Rev. Duckett examined the Bible and reasoned that spoken word was the beginning of creation. In Genesis, God spoke things into existence, which showed the power of speech. She said that in the new testament Jesus was contextual, meaning he could speak in the language of the culture he inhabited. Rev. Duckett the posed some striking questions.

“Has the word of God stopped being contextual in the flesh for us? Have we stopped studying the work of Jesus of studying the culture?”

Rev. Duckett suggested that we continue to keep a sound theology, but be flexible enough to speak to people in a way they can relate. Rev.

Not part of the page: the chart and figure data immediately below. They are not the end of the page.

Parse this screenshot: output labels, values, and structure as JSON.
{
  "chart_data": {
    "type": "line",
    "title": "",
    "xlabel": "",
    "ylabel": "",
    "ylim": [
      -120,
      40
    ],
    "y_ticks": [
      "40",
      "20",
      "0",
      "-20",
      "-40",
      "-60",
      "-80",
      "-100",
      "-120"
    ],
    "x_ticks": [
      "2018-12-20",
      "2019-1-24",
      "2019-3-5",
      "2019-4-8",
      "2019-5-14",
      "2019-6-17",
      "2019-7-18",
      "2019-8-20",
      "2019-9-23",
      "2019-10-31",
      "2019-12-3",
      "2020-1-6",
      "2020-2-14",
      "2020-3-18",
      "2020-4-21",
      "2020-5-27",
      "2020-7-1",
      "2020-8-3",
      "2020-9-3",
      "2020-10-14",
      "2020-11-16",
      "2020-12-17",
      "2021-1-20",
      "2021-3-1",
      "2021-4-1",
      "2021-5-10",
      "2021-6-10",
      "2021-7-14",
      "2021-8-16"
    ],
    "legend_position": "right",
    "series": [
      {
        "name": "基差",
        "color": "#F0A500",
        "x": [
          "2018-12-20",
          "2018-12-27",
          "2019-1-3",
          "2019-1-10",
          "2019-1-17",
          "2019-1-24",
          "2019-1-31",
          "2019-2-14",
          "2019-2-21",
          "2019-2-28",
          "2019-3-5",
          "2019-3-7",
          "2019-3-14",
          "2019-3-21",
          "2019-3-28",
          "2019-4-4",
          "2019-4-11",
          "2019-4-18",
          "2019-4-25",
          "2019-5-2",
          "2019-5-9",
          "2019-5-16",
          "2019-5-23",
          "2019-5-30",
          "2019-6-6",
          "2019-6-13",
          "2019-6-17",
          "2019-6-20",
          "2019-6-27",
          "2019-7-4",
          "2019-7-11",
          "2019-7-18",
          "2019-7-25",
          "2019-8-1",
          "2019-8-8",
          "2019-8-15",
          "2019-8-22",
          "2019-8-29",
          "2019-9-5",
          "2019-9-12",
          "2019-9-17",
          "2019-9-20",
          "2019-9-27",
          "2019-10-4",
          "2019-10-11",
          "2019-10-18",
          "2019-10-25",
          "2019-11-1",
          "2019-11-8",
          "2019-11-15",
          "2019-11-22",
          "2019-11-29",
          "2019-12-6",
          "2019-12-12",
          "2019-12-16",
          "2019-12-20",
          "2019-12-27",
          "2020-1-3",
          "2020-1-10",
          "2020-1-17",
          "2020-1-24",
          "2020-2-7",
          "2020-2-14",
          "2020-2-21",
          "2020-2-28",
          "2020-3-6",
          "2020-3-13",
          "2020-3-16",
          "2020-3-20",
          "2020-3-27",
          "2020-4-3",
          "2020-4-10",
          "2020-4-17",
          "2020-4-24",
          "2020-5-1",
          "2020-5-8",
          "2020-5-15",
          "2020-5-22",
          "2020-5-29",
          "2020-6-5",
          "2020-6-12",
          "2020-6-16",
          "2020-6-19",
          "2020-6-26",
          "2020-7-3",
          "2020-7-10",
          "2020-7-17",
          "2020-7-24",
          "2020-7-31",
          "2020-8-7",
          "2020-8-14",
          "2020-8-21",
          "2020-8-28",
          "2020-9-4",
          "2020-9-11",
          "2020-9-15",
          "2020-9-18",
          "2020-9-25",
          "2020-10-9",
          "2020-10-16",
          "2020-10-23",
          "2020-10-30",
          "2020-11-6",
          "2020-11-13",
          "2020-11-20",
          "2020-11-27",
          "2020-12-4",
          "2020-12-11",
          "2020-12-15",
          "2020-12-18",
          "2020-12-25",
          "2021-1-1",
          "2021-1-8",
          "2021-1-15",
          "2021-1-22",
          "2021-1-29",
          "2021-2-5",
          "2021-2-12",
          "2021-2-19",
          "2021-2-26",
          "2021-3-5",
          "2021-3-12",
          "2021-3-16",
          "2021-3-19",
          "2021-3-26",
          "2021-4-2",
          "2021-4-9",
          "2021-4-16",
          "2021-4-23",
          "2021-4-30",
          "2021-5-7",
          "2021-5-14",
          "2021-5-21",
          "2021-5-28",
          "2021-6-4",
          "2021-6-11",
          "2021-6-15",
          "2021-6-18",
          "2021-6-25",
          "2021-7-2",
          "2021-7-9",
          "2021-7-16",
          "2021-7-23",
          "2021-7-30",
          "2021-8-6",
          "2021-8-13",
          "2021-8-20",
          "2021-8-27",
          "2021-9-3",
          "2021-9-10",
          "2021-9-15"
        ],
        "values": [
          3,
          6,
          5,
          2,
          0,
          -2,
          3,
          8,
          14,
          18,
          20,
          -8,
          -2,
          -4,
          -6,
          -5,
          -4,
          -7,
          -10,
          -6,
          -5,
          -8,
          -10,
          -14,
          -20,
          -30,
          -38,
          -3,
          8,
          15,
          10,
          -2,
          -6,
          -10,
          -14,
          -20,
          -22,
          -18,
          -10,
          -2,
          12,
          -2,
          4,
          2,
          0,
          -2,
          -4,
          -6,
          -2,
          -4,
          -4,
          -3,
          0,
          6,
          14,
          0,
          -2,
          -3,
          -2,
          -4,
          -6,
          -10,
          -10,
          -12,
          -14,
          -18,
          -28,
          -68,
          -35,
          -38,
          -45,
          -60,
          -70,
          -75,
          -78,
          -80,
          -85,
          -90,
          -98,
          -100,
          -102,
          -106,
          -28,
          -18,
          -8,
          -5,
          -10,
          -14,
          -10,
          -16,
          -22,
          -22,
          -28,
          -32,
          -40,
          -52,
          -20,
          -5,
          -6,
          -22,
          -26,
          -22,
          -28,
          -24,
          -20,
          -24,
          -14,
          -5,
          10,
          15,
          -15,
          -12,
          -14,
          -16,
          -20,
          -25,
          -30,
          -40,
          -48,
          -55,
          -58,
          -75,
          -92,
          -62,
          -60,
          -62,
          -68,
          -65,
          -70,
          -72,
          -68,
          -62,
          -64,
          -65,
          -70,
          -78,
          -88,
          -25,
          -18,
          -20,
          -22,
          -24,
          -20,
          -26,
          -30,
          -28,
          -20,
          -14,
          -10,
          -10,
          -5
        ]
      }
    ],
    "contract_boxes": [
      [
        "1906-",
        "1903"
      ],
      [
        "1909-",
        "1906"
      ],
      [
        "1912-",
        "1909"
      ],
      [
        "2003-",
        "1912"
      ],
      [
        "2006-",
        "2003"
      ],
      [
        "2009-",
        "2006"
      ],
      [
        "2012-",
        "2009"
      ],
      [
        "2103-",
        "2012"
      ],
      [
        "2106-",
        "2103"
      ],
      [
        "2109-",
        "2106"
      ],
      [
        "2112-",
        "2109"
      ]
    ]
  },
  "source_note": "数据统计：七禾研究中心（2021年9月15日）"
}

Duckett believes if Jesus were alive today that he would find a way to speak to young people or people in an urban setting.

She explained that spoken word is more than consumption, but is redemption. Typically, people pay to consume spoken word and enjoy the art form, however, forgetting how it can change lives. “The redemptive properties are powerful people can be reached, the message can go forward, there is beauty in poetry, and purging that can happen,” Duckett said. “So, it’s not just the latest craze. There is a vitality associated with spoken word.” 

Once her presentation concluded, three students from the Slam Team Connection School in Baltimore recited spoken word selections. There final piece dealt with Trayvon Martin, which was high energy and very emotional. The crowd rose give the performers a standing ovation.